Dans un fouillis de cartons, de capteurs, de fils et de circuits électriques, les CM1 des Épinettes, à Issy-les-Moulineaux, tâtonnent pour configurer leur « microcontrôleur ». Des têtes chercheuses que n’aurait pas reniées un professeur Tournesol.  « Ils font de la programmation “par blocs”. Ce n’est pas du code à proprement parler mais cela leur permet d’intégrer la logique algorithmique », explique Alexiane Capitaine, médiatrice au Cube. La carte ainsi programmée sera le cerveau des prototypes en carton qui, sur la table, attendent sagement de prendre vie.
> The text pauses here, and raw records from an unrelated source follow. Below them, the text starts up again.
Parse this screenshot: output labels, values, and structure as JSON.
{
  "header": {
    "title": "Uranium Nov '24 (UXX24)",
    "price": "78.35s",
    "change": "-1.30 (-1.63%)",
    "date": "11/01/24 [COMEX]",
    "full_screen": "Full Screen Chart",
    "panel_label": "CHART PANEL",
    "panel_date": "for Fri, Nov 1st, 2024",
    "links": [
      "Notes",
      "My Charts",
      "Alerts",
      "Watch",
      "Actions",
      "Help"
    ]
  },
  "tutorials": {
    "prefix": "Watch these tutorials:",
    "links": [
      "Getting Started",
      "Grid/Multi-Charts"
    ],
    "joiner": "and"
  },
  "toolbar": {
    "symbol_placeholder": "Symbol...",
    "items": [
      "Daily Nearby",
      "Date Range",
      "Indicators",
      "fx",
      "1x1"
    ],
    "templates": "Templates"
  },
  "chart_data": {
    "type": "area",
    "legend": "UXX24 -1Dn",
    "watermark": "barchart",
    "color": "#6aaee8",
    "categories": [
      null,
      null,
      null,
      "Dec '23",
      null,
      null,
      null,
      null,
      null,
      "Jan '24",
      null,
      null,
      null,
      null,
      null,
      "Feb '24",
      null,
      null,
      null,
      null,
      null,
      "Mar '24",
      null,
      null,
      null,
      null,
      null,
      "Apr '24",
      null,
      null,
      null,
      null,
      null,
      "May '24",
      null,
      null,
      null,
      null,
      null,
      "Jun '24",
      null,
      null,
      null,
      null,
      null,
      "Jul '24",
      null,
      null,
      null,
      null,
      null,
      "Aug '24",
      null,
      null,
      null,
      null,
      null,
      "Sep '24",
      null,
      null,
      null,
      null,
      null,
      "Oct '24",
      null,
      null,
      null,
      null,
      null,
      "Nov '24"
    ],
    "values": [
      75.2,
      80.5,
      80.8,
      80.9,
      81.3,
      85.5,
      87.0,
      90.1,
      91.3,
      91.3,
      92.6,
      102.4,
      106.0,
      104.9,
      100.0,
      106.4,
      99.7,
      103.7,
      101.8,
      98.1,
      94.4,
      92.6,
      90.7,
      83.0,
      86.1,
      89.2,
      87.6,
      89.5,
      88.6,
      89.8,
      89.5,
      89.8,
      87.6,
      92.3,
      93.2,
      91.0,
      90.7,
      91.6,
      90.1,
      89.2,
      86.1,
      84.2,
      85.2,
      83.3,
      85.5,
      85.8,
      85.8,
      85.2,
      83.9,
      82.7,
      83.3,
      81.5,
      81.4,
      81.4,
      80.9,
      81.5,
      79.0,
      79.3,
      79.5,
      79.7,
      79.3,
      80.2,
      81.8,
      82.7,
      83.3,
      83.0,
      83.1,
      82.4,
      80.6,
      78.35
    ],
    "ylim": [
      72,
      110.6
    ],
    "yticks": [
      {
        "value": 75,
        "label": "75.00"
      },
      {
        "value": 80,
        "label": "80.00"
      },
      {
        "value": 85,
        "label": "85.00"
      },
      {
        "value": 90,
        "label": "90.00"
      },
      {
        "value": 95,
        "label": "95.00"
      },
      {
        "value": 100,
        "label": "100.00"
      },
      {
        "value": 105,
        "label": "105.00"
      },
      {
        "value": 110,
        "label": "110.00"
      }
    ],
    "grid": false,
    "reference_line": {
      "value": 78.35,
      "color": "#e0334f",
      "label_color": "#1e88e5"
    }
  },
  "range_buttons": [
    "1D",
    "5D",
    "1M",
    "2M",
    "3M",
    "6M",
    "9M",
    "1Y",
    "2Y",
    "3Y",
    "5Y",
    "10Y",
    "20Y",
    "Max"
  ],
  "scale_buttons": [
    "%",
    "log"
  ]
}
Dans le cadre de Connectons nos écoles (CNE) programme « historique » en direction des scolaires lancé en 2007, cent cinquante élèves étaient invités cette année à créer leur objet connecté écoresponsable, à base de matériaux de récupération. « Quand le premier iPhone est sorti, ils n’étaient pas nés. Ce programme vient désacraliser les intelligences artificielles qui les entourent et qui ne sortent pas de nulle part mais ont été pensées pour répondre à un besoin », poursuit Alexiane.  Apprendre la programmation n’est donc pas une fin en soi. « À nos yeux, il y a un vrai sujet de citoyenneté numérique. Avant d’aller vers l’architecture et la maîtrise des outils, il faut aller vers les usages », complète Elsa Wardé. Autre objectif, diffuser l’innovation pédagogique auprès des enseignants pour en faire des acteurs du changement.  « Même si, comme moi, on s’intéresse au numérique, il faut déjà être calé pour se lancer dans un tel projet. Là on a l’appui de professionnels. On peut faire ensuite le relais auprès de collègues plus hésitants », estime Natacha Hanaoka, à Issy-les-Moulineaux. Dans sa classe, les débats ont été vifs pour retenir des objets qui ne soient pas que des gadgets. Le détecteur de bactéries sur les mains « qui peuvent sentir bon mais être sales quand même », observe Rayane, se veut ainsi une réponse au contexte sanitaire. « On pourrait en équiper les centres commerciaux, ou les hôpitaux », s’emballe Youmna. Autres idées, des balises connectées pour la course d’orientation, camouflées sous une fausse feuille d’arbre ou un « tapis-rang » qui mesurera la rapidité des classes à se mettre en rang dès que retentit la sonnerie !

Lendemains qui pulsent

Déployé en 2020-2021 à titre expérimental dans le cadre de CNE, ce programme doit prendre son autonomie sous le nom de Connect it et s’inscrit dans un volet d’innovations pédagogiques mûries toutes portes fermées, pendant la crise sanitaire. À Connect it s’ajoute ainsi Game Factory, Born Social, autour de l’identité numérique sur les réseaux sociaux, et Écofresque qui les sensibilise à l’écologie dans la ville du futur. « Les thématiques ont été définies avec les enseignants. Depuis quelques années, les besoins tournent autour des dérives d’internet, des addictions, du développement du sens critique, explique Elsa Wardé. Le côté maker, entreprenarial, reste aussi au cœur de notre approche car c’est la meilleure façon pour les enfants de s’emparer de ces sujets. » L’ambition est de déployer largement ces programmes auprès des « publics éloignés » dans les hôpitaux, les quartiers prioritaires de politique de la ville, les structures d’insertion. Un fonds ouvert aux mécènes vient pour cela d’être créé. « Je pense qu’on est arrivé au bon moment, celui où l’on passait de l’utopie au concret, estime, avec le recul, Nils Aziosmanoff. En vingt ans, on a prototypé quelque chose, on l’a hypertesté. Aujourd’hui, je dirais qu’on est prêts à démarrer ! » Le Cube qui fêtera cet anniversaire en septembre compte ainsi entamer cette nouvelle décennie pied au plancher.